Мать этих граций, Анна Павловна Комарова, имела не только устойчивое, но несколько даже оригинальное миропостижение. Впрочем, это было не столько миропостижение, сколько взгляд на отношение полов. Сама — вдова, не чаявшая души в Сонечке, Вареньке и Катеньке, она была убеждена, что мир существует только для женщин и даже, в частности, для ее девочек, сильный же пол терпелся, и то с большими притеснениями, только как антураж для милых роз.

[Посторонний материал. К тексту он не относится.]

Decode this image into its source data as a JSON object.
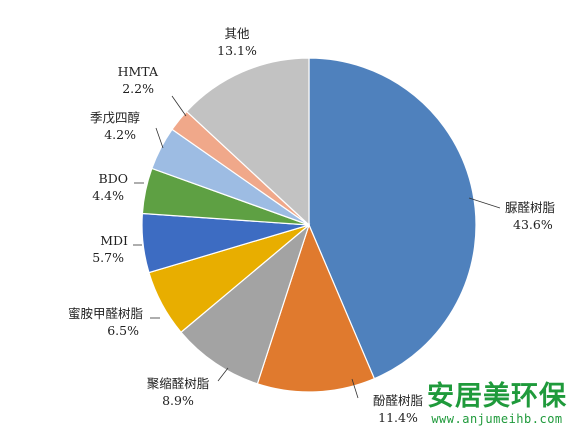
{
  "chart_data": {
    "type": "pie",
    "title": "",
    "start_angle_deg": 0,
    "direction": "clockwise",
    "slices": [
      {
        "label": "脲醛树脂",
        "value": 43.6,
        "display": "43.6%",
        "color": "#4f81bd",
        "label_anchor": "start"
      },
      {
        "label": "酚醛树脂",
        "value": 11.4,
        "display": "11.4%",
        "color": "#e07a2e",
        "label_anchor": "middle"
      },
      {
        "label": "聚缩醛树脂",
        "value": 8.9,
        "display": "8.9%",
        "color": "#a3a3a3",
        "label_anchor": "middle"
      },
      {
        "label": "蜜胺甲醛树脂",
        "value": 6.5,
        "display": "6.5%",
        "color": "#e8ae00",
        "label_anchor": "end"
      },
      {
        "label": "MDI",
        "value": 5.7,
        "display": "5.7%",
        "color": "#3d6cc2",
        "label_anchor": "end"
      },
      {
        "label": "BDO",
        "value": 4.4,
        "display": "4.4%",
        "color": "#5ea043",
        "label_anchor": "end"
      },
      {
        "label": "季戊四醇",
        "value": 4.2,
        "display": "4.2%",
        "color": "#9dbce3",
        "label_anchor": "end"
      },
      {
        "label": "HMTA",
        "value": 2.2,
        "display": "2.2%",
        "color": "#f0a88a",
        "label_anchor": "end"
      },
      {
        "label": "其他",
        "value": 13.1,
        "display": "13.1%",
        "color": "#c2c2c2",
        "label_anchor": "middle"
      }
    ]
  },
  "watermark": {
    "name": "安居美环保",
    "url": "www.anjumeihb.com"
  }
}
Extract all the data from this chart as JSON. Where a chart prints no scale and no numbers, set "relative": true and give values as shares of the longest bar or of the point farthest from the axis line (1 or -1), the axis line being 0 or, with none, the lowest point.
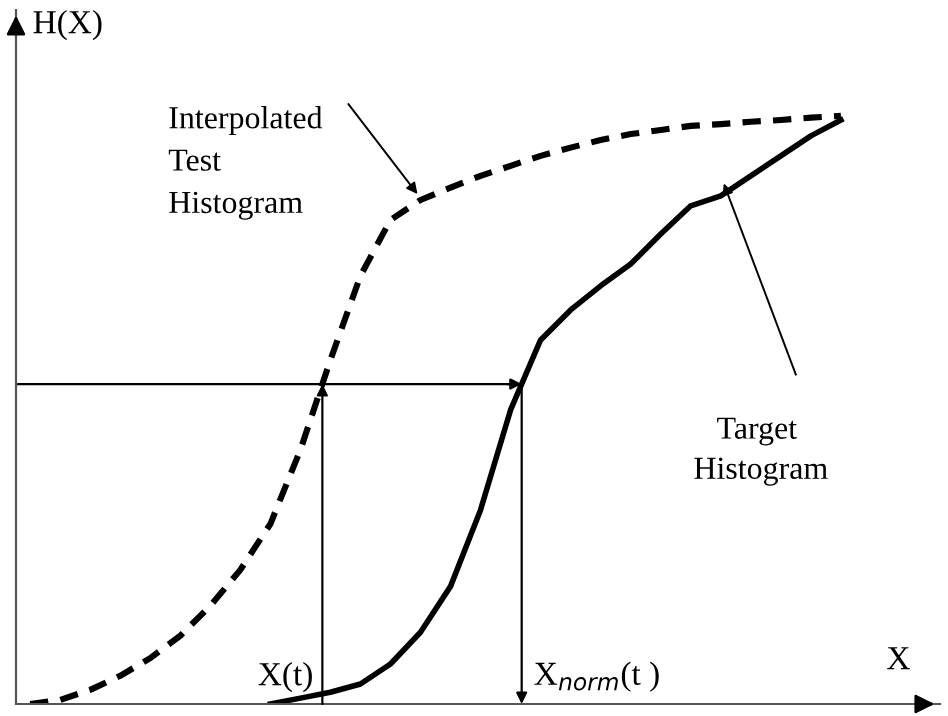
{
  "chart_data": {
    "type": "line",
    "relative": true,
    "xlabel": "X",
    "ylabel": "H(X)",
    "categories": [
      null,
      null,
      null,
      null,
      null,
      null,
      null,
      null,
      null,
      null,
      null,
      null,
      null,
      null,
      null,
      null,
      null,
      null,
      null,
      null,
      null,
      null,
      null,
      null,
      null,
      null,
      null,
      null
    ],
    "series": [
      {
        "color": "#000000",
        "line_style": "dashed",
        "values": [
          0,
          0.007,
          0.024,
          0.048,
          0.078,
          0.116,
          0.167,
          0.228,
          0.306,
          0.432,
          0.585,
          0.728,
          0.823,
          0.857,
          0.878,
          0.898,
          0.915,
          0.932,
          0.946,
          0.959,
          0.969,
          0.976,
          0.983,
          0.986,
          0.99,
          0.993,
          0.997,
          1.0
        ]
      },
      {
        "color": "#000000",
        "line_style": "solid",
        "values": [
          null,
          null,
          null,
          null,
          null,
          null,
          null,
          null,
          0,
          0.01,
          0.02,
          0.034,
          0.068,
          0.122,
          0.2,
          0.33,
          0.5,
          0.619,
          0.67,
          0.711,
          0.748,
          0.799,
          0.847,
          0.864,
          0.898,
          0.932,
          0.966,
          0.993
        ]
      }
    ],
    "ref_lines": [
      {
        "axis": "y",
        "value": 0.544,
        "label": null
      }
    ],
    "annotations": [
      "Interpolated\nTest\nHistogram",
      "Target\n Histogram",
      "X(t)",
      "X$_{norm}$(t )"
    ],
    "marker": "none",
    "legend": false
  }
}
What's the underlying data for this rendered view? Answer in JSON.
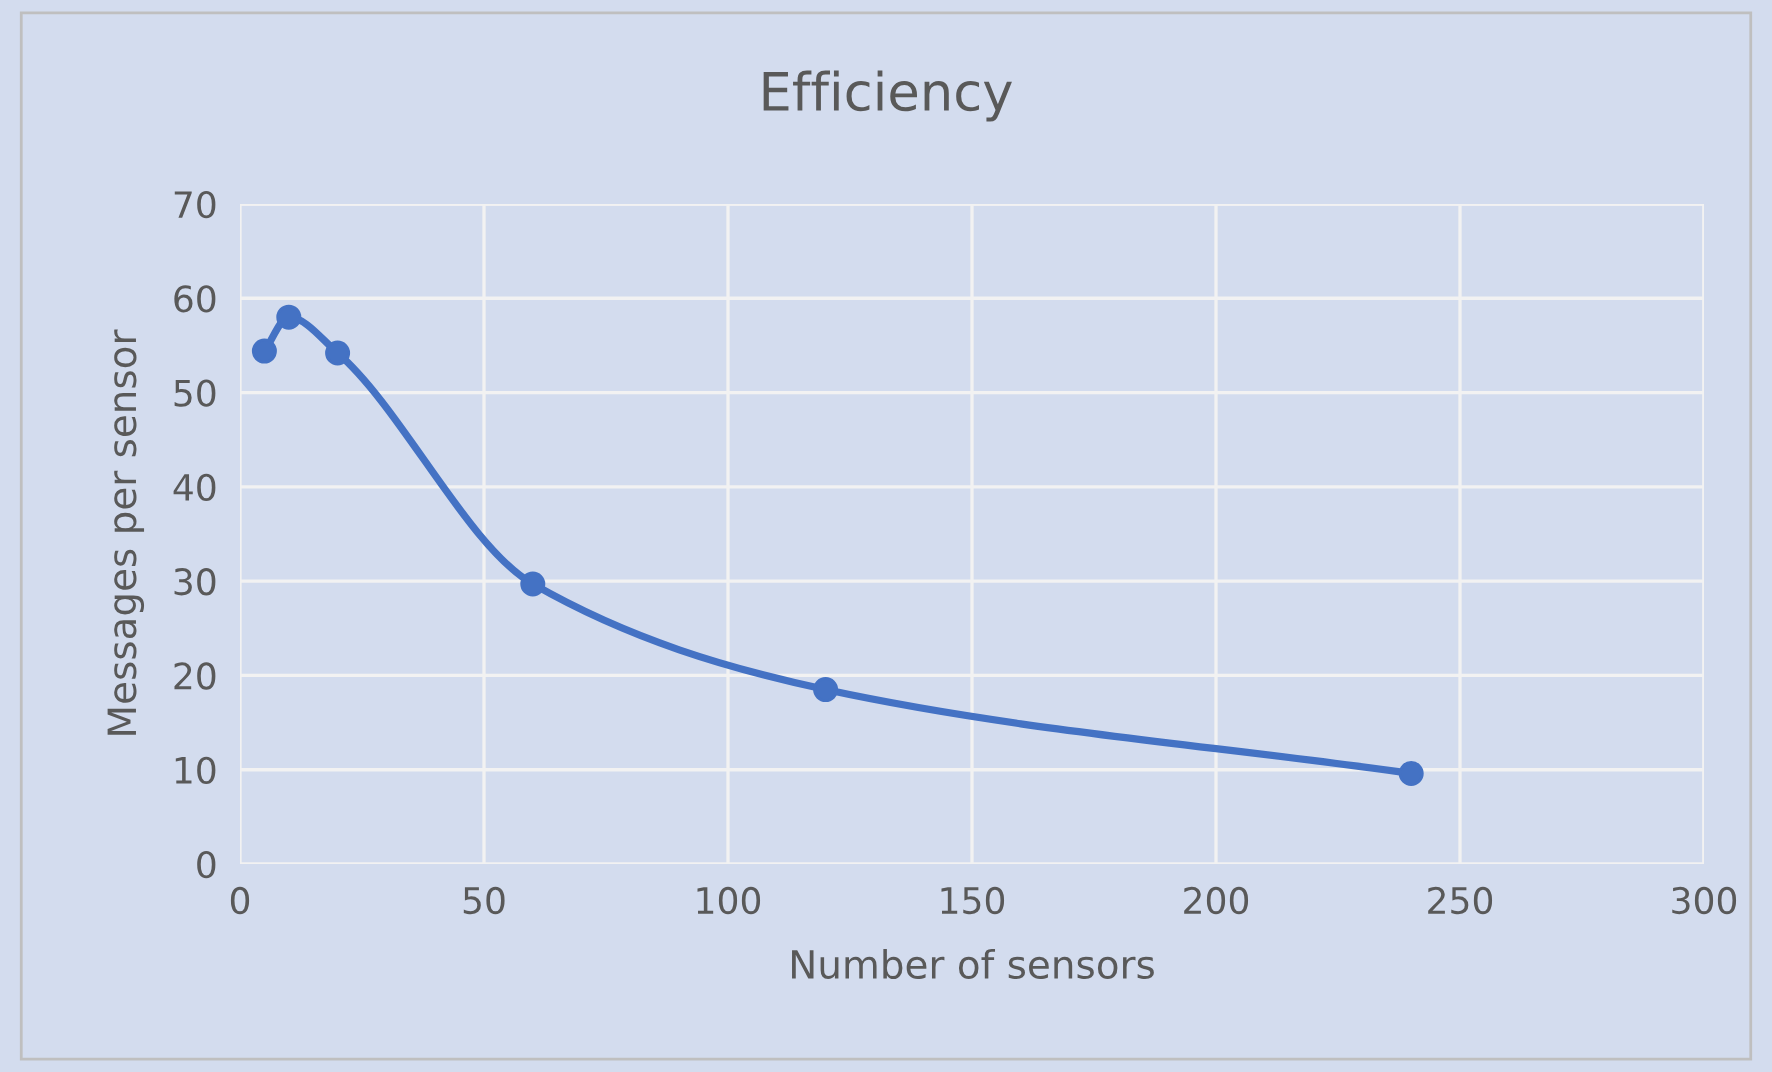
{
  "chart_data": {
    "type": "line",
    "title": "Efficiency",
    "xlabel": "Number of sensors",
    "ylabel": "Messages per sensor",
    "x": [
      5,
      10,
      20,
      60,
      120,
      240
    ],
    "series": [
      {
        "color": "#4472c4",
        "values": [
          54.4,
          58,
          54.2,
          29.7,
          18.5,
          9.6
        ]
      }
    ],
    "xlim": [
      0,
      300
    ],
    "xticks": [
      0,
      50,
      100,
      150,
      200,
      250,
      300
    ],
    "ylim": [
      0,
      70
    ],
    "yticks": [
      0,
      10,
      20,
      30,
      40,
      50,
      60,
      70
    ],
    "grid": true,
    "marker": "circle",
    "line_style": "solid",
    "legend": false
  }
}
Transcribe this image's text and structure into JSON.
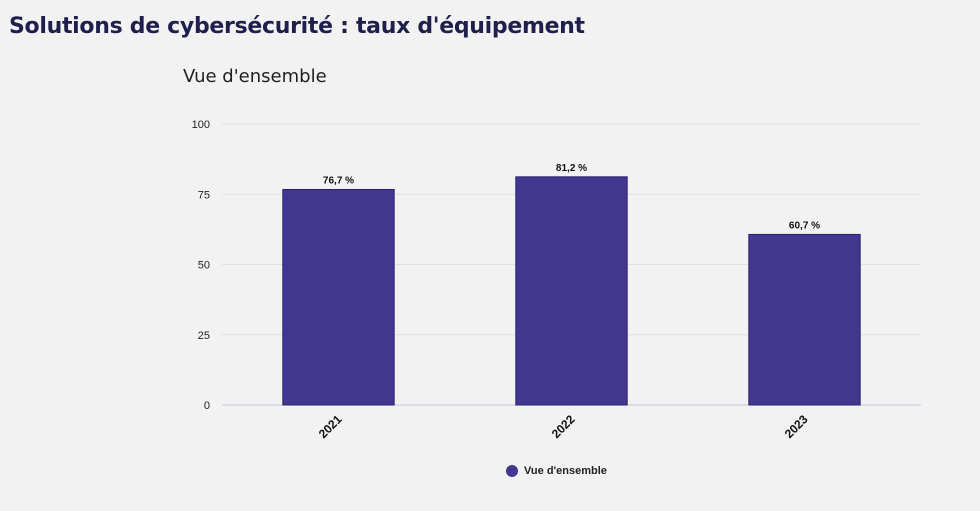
{
  "page": {
    "title": "Solutions de cybersécurité : taux d'équipement"
  },
  "chart_data": {
    "type": "bar",
    "title": "Vue d'ensemble",
    "categories": [
      "2021",
      "2022",
      "2023"
    ],
    "series": [
      {
        "name": "Vue d'ensemble",
        "values": [
          76.7,
          81.2,
          60.7
        ],
        "labels": [
          "76,7 %",
          "81,2 %",
          "60,7 %"
        ],
        "color": "#41378f"
      }
    ],
    "ylim": [
      0,
      100
    ],
    "yticks": [
      0,
      25,
      50,
      75,
      100
    ],
    "xlabel": "",
    "ylabel": "",
    "grid": true,
    "legend": "bottom-center",
    "colors": {
      "bar_fill": "#41378f",
      "bar_stroke": "#2a2170",
      "grid": "#e0e0e0",
      "axis": "#c8c8dc"
    }
  }
}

Все молодое население вселенной делилось на ее девочек, подруг, кавалеров и «мальчишек», остальные были «старики», к которым применялась уже несколько другая мерка, и к ним смиренно причисляла Анна Павловна и себя. «Мальчишки» искоренялись всячески, и даже лица их не замечались; кавалеры примечались и сообразно преданности ласкались, подруги хвалились и прославлялись, но «розы» — розы были божество. И даже кавалеры холились, как жертвы на заклание — не более, «мальчишкам» же, безликим и бессчетным, была объявлена вечная, священная война.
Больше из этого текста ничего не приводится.